Responding to such concerns, the AMA, at its July 2001 meeting, debated a proposal for the organization to encourage the federal government to ban all DTC prescription drug advertising (Tanner, 2001). While I agree that public exposure through advertising of the latest treatments for common conditions raises public awareness and prompts people to visit physicians, I nonetheless believe that direct- to-consumer pharmaceutical advertising does not adequately justify its social costs. In the case of overt maladies, such as allergies or depression, for which a large share of advertised drugs are indicated, a condition affecting a person's life to the point of warranting medication would certainly cause him or her to notice it and presumably to seek treatment. While many other products, such as cholesterol lowering drugs, are used to treat conditions of which an individual may not be aware and that may eventually adversely impact health, these conditions would, in nearly all cases, be uncovered during a routine examination. In both cases, the central benefit accomplished by these ads is getting people through the doors of doctors' offices, an end that can easily be achieved more cheaply without the use of DTC advertising. For example, less expensive public service campaigns encouraging people to have routine checkups and informing the public of warning signs of common conditions would achieve the same results without affecting the cost of healthcare. As the situation now stands, the benefits that do result from DTC advertising are purchased at the price of reduced healthcare quality for some.

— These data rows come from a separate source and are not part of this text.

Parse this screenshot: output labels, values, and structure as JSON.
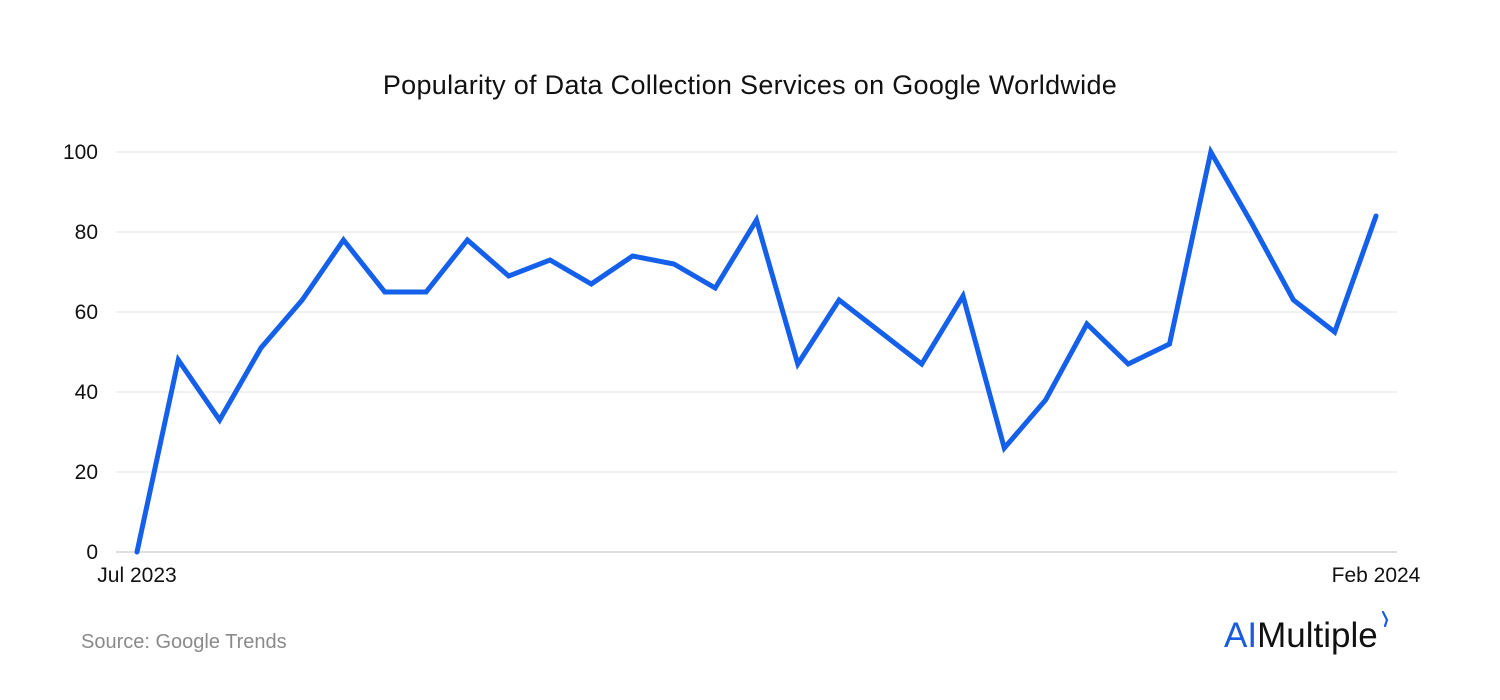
{
  "chart_data": {
    "type": "line",
    "title": "Popularity of Data Collection Services on Google Worldwide",
    "xlabel": "",
    "ylabel": "",
    "x_tick_labels": [
      "Jul 2023",
      "Feb 2024"
    ],
    "y_ticks": [
      0,
      20,
      40,
      60,
      80,
      100
    ],
    "ylim": [
      0,
      100
    ],
    "grid": true,
    "series": [
      {
        "color": "#1460ea",
        "values": [
          0,
          48,
          33,
          51,
          63,
          78,
          65,
          65,
          78,
          69,
          73,
          67,
          74,
          72,
          66,
          83,
          47,
          63,
          55,
          47,
          64,
          26,
          38,
          57,
          47,
          52,
          100,
          82,
          63,
          55,
          84
        ]
      }
    ]
  },
  "footer": {
    "source": "Source: Google Trends"
  },
  "brand": {
    "part_a": "AI",
    "part_b": "Multiple",
    "accent_color": "#1a5ce0"
  }
}
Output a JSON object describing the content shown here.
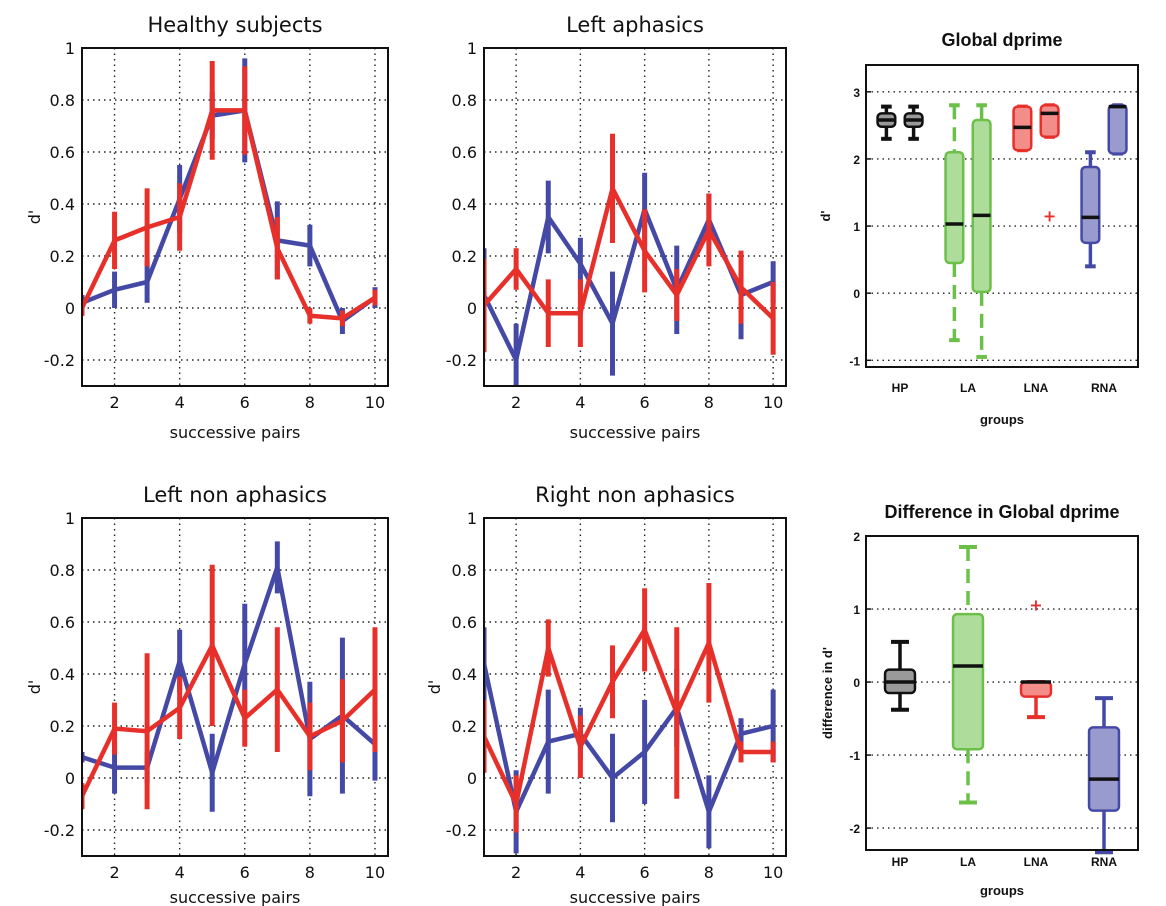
{
  "colors": {
    "red": "#e8302b",
    "blue": "#4549a6",
    "black": "#111111",
    "green": "#6cc04a"
  },
  "chart_data": [
    {
      "type": "line",
      "title": "Healthy subjects",
      "xlabel": "successive pairs",
      "ylabel": "d'",
      "xlim": [
        1,
        10.4
      ],
      "ylim": [
        -0.3,
        1.0
      ],
      "xticks": [
        "2",
        "4",
        "6",
        "8",
        "10"
      ],
      "yticks": [
        "-0.2",
        "0",
        "0.2",
        "0.4",
        "0.6",
        "0.8",
        "1"
      ],
      "series": [
        {
          "color": "blue",
          "x": [
            1,
            2,
            3,
            4,
            5,
            6,
            7,
            8,
            9,
            10
          ],
          "y": [
            0.02,
            0.07,
            0.1,
            0.42,
            0.74,
            0.76,
            0.26,
            0.24,
            -0.05,
            0.04
          ],
          "err": [
            0.03,
            0.07,
            0.08,
            0.13,
            0.09,
            0.2,
            0.15,
            0.08,
            0.05,
            0.04
          ]
        },
        {
          "color": "red",
          "x": [
            1,
            2,
            3,
            4,
            5,
            6,
            7,
            8,
            9,
            10
          ],
          "y": [
            0.0,
            0.26,
            0.31,
            0.35,
            0.76,
            0.76,
            0.23,
            -0.03,
            -0.04,
            0.04
          ],
          "err": [
            0.03,
            0.11,
            0.15,
            0.13,
            0.19,
            0.17,
            0.12,
            0.03,
            0.03,
            0.03
          ]
        }
      ]
    },
    {
      "type": "line",
      "title": "Left aphasics",
      "xlabel": "successive pairs",
      "ylabel": "",
      "xlim": [
        1,
        10.4
      ],
      "ylim": [
        -0.3,
        1.0
      ],
      "xticks": [
        "2",
        "4",
        "6",
        "8",
        "10"
      ],
      "yticks": [
        "-0.2",
        "0",
        "0.2",
        "0.4",
        "0.6",
        "0.8",
        "1"
      ],
      "series": [
        {
          "color": "blue",
          "x": [
            1,
            2,
            3,
            4,
            5,
            6,
            7,
            8,
            9,
            10
          ],
          "y": [
            0.05,
            -0.2,
            0.35,
            0.17,
            -0.06,
            0.38,
            0.07,
            0.34,
            0.05,
            0.1
          ],
          "err": [
            0.18,
            0.14,
            0.14,
            0.1,
            0.2,
            0.14,
            0.17,
            0.1,
            0.17,
            0.08
          ]
        },
        {
          "color": "red",
          "x": [
            1,
            2,
            3,
            4,
            5,
            6,
            7,
            8,
            9,
            10
          ],
          "y": [
            0.01,
            0.15,
            -0.02,
            -0.02,
            0.46,
            0.22,
            0.05,
            0.3,
            0.08,
            -0.04
          ],
          "err": [
            0.18,
            0.08,
            0.13,
            0.13,
            0.21,
            0.16,
            0.1,
            0.14,
            0.14,
            0.14
          ]
        }
      ]
    },
    {
      "type": "line",
      "title": "Left non aphasics",
      "xlabel": "successive pairs",
      "ylabel": "d'",
      "xlim": [
        1,
        10.4
      ],
      "ylim": [
        -0.3,
        1.0
      ],
      "xticks": [
        "2",
        "4",
        "6",
        "8",
        "10"
      ],
      "yticks": [
        "-0.2",
        "0",
        "0.2",
        "0.4",
        "0.6",
        "0.8",
        "1"
      ],
      "series": [
        {
          "color": "blue",
          "x": [
            1,
            2,
            3,
            4,
            5,
            6,
            7,
            8,
            9,
            10
          ],
          "y": [
            0.08,
            0.04,
            0.04,
            0.45,
            0.02,
            0.44,
            0.81,
            0.15,
            0.24,
            0.13
          ],
          "err": [
            0.02,
            0.1,
            0.06,
            0.12,
            0.15,
            0.23,
            0.1,
            0.22,
            0.3,
            0.14
          ]
        },
        {
          "color": "red",
          "x": [
            1,
            2,
            3,
            4,
            5,
            6,
            7,
            8,
            9,
            10
          ],
          "y": [
            -0.07,
            0.19,
            0.18,
            0.27,
            0.51,
            0.23,
            0.34,
            0.16,
            0.22,
            0.34
          ],
          "err": [
            0.05,
            0.1,
            0.3,
            0.12,
            0.31,
            0.11,
            0.24,
            0.13,
            0.16,
            0.24
          ]
        }
      ]
    },
    {
      "type": "line",
      "title": "Right non aphasics",
      "xlabel": "successive pairs",
      "ylabel": "d'",
      "xlim": [
        1,
        10.4
      ],
      "ylim": [
        -0.3,
        1.0
      ],
      "xticks": [
        "2",
        "4",
        "6",
        "8",
        "10"
      ],
      "yticks": [
        "-0.2",
        "0",
        "0.2",
        "0.4",
        "0.6",
        "0.8",
        "1"
      ],
      "series": [
        {
          "color": "blue",
          "x": [
            1,
            2,
            3,
            4,
            5,
            6,
            7,
            8,
            9,
            10
          ],
          "y": [
            0.44,
            -0.13,
            0.14,
            0.17,
            0.0,
            0.1,
            0.27,
            -0.13,
            0.17,
            0.2
          ],
          "err": [
            0.14,
            0.16,
            0.2,
            0.1,
            0.17,
            0.2,
            0.15,
            0.14,
            0.06,
            0.14
          ]
        },
        {
          "color": "red",
          "x": [
            1,
            2,
            3,
            4,
            5,
            6,
            7,
            8,
            9,
            10
          ],
          "y": [
            0.16,
            -0.1,
            0.5,
            0.12,
            0.37,
            0.57,
            0.25,
            0.52,
            0.1,
            0.1
          ],
          "err": [
            0.14,
            0.11,
            0.11,
            0.12,
            0.14,
            0.16,
            0.33,
            0.23,
            0.04,
            0.04
          ]
        }
      ]
    },
    {
      "type": "box",
      "title": "Global dprime",
      "xlabel": "groups",
      "ylabel": "d'",
      "ylim": [
        -1.1,
        3.4
      ],
      "yticks": [
        "-1",
        "0",
        "1",
        "2",
        "3"
      ],
      "groups": [
        "HP",
        "LA",
        "LNA",
        "RNA"
      ],
      "boxes": [
        {
          "group": "HP",
          "color": "black",
          "q1": 2.48,
          "median": 2.58,
          "q3": 2.68,
          "lower": 2.3,
          "upper": 2.78,
          "outliers": []
        },
        {
          "group": "HP",
          "color": "black",
          "q1": 2.48,
          "median": 2.58,
          "q3": 2.68,
          "lower": 2.3,
          "upper": 2.78,
          "outliers": []
        },
        {
          "group": "LA",
          "color": "green",
          "q1": 0.45,
          "median": 1.03,
          "q3": 2.1,
          "lower": -0.7,
          "upper": 2.8,
          "outliers": []
        },
        {
          "group": "LA",
          "color": "green",
          "q1": 0.02,
          "median": 1.16,
          "q3": 2.58,
          "lower": -0.95,
          "upper": 2.8,
          "outliers": []
        },
        {
          "group": "LNA",
          "color": "red",
          "q1": 2.13,
          "median": 2.47,
          "q3": 2.78,
          "lower": 2.13,
          "upper": 2.78,
          "outliers": []
        },
        {
          "group": "LNA",
          "color": "red",
          "q1": 2.33,
          "median": 2.68,
          "q3": 2.8,
          "lower": 2.33,
          "upper": 2.8,
          "outliers": [
            1.14
          ]
        },
        {
          "group": "RNA",
          "color": "blue",
          "q1": 0.75,
          "median": 1.13,
          "q3": 1.88,
          "lower": 0.4,
          "upper": 2.1,
          "outliers": []
        },
        {
          "group": "RNA",
          "color": "blue",
          "q1": 2.08,
          "median": 2.78,
          "q3": 2.8,
          "lower": 2.08,
          "upper": 2.8,
          "outliers": []
        }
      ]
    },
    {
      "type": "box",
      "title": "Difference in Global dprime",
      "xlabel": "groups",
      "ylabel": "difference in d'",
      "ylim": [
        -2.3,
        2.0
      ],
      "yticks": [
        "-2",
        "-1",
        "0",
        "1",
        "2"
      ],
      "groups": [
        "HP",
        "LA",
        "LNA",
        "RNA"
      ],
      "boxes": [
        {
          "group": "HP",
          "color": "black",
          "q1": -0.15,
          "median": 0.0,
          "q3": 0.17,
          "lower": -0.38,
          "upper": 0.55,
          "outliers": []
        },
        {
          "group": "LA",
          "color": "green",
          "q1": -0.92,
          "median": 0.22,
          "q3": 0.93,
          "lower": -1.65,
          "upper": 1.85,
          "outliers": []
        },
        {
          "group": "LNA",
          "color": "red",
          "q1": -0.2,
          "median": 0.0,
          "q3": 0.0,
          "lower": -0.48,
          "upper": 0.0,
          "outliers": [
            1.05
          ]
        },
        {
          "group": "RNA",
          "color": "blue",
          "q1": -1.76,
          "median": -1.33,
          "q3": -0.62,
          "lower": -2.33,
          "upper": -0.22,
          "outliers": []
        }
      ]
    }
  ]
}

As drug advertising drives up the cost of treatment, healthcare providers will be forced to cut costs in other areas and may find it necessary to compromise coverage by denying certain procedures or raising premiums. Increased premiums may drive people who fund their own health insurance out of the system by making personal insurance unaffordable. Additionally higher premiums may discourage large employers, which often independently provide their employees with health coverage, from continuing this practice. General Motors spent $900 million covering prescription drugs in 2000, a 19% increase over the previous year (Cassels, 2001). Escalating costs may render those without prescription coverage unable to afford necessary medications. Furthermore, the production of a drug is only possible when the disease it treats becomes understood through years of basic research, most of which is conducted by publicly funded academic investigators. Since public money lays the groundwork for pharmaceutical production, drug companies have a responsibility to the taxpayers not to engage in practices that will result in a reduction in the quality of healthcare.
The major problems underlying this situation is that, under our current insurance structure, the costs of increasing drug prices do not accrue to the consumer and thus do not decrease demand as they should in a free market system. As a result, the pharmaceutical companies are not given proper incentive to control prices. Insurance providers, rather than transferring rising costs to consumers through reduced care, need to restore the incentive to curb drug prices and hold the pharmaceutical companies responsible for their exorbitant budgets.